Improving access to health care and ensuring equitable access for all sections of the population are national priorities for the NHS. While many research teams have highlighted the problems of poor access in relation to minority ethnic communities, there have been relatively few reports of success in ensuring delivery of high quality care to these communities, who are typically those most in need. There have furthermore been a number of reports of difficulties in delivering genetics counselling to affected families. The paper by Yoong et al is as far as we are aware the first to show equitable access to paediatric audiology and genetics services for Pakistani Muslims, and therefore makes welcome reading about a problem that was highlighted as far back as 1980.3 Importantly, it underscores the message that, with concerted effort and resources, it is possible to develop services that meet the needs of diverse population groups.

The main barriers to equitable provision of care are structural, reflecting the fact that the NHS was originally developed to serve a relatively homogeneous population. The increasing ethnic, religious, and cultural diversity of British society has therefore posed a considerable challenge to those involved with planning and delivering care, although, as shown by the Stephen Lawrence enquiry, this problem is not exclusive to the NHS. Attempts at overcoming these barriers have hitherto often been misguided and/or simplistic with the risk of (unintentionally) alienating the intended recipients of improved care.

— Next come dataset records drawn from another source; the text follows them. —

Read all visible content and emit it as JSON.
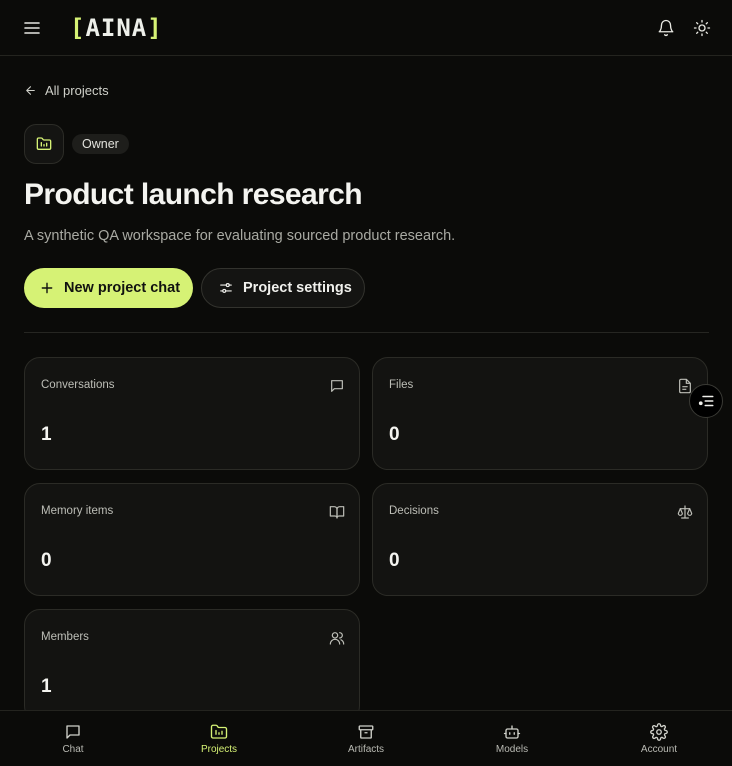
{
  "app": {
    "brand_open": "[",
    "brand_name": "AINA",
    "brand_close": "]"
  },
  "nav": {
    "back_label": "All projects"
  },
  "project": {
    "role": "Owner",
    "title": "Product launch research",
    "description": "A synthetic QA workspace for evaluating sourced product research."
  },
  "actions": {
    "new_chat_label": "New project chat",
    "settings_label": "Project settings"
  },
  "stats": {
    "conversations": {
      "label": "Conversations",
      "value": "1",
      "icon": "chat-bubble-icon"
    },
    "files": {
      "label": "Files",
      "value": "0",
      "icon": "file-icon"
    },
    "memory": {
      "label": "Memory items",
      "value": "0",
      "icon": "book-icon"
    },
    "decisions": {
      "label": "Decisions",
      "value": "0",
      "icon": "scale-icon"
    },
    "members": {
      "label": "Members",
      "value": "1",
      "icon": "users-icon"
    }
  },
  "bottom_nav": {
    "chat": "Chat",
    "projects": "Projects",
    "artifacts": "Artifacts",
    "models": "Models",
    "account": "Account",
    "active": "Projects"
  },
  "colors": {
    "accent": "#d6f275",
    "background": "#0b0b09",
    "card": "#131311",
    "text_muted": "#a9aaa3"
  }
}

Overcoming barriers to facilitating access to care therefore requires an in-depth appreciation of the sociocultural context in which strategic interventions are framed.

According to Kai,4 over 7% of the NHS workforce is from minority groups. If this group was empowered to reflect or share their expertise, standards of health care for this vulnerable population could be improved. Cultural competence is an evolving process that depends on self-reflection, self-awareness, and acceptance of differences.5 Success in this programme has been achieved by beginning to understand this concept. Also needed is a commitment to working in conjunction with the intended recipient communities so as to ensure that any intervention developed is culturally sensitive. The multi-faceted nature of the interventions that have taken place in Bradford—consisting of population screening for deafness in neonates, parental education, and involvement and training for health professionals into ways of working effectively with diverse populations—reflects this holistic informed approach to enhancing service delivery with excellent results. All this against a background of high failure rates of attendance for appointments among the Muslim population.6

While there is an increased uptake of genetic services among the Bradford Pakistani population, this appears not (yet) to have translated into reductions in the incidence of congenital deafness; more unexpected and puzzling is the reason why increasing attendance for audiology services has resulted in substantially greater uptake of cochlear implants than that observed in the white population. This must, however, remain a question for another day.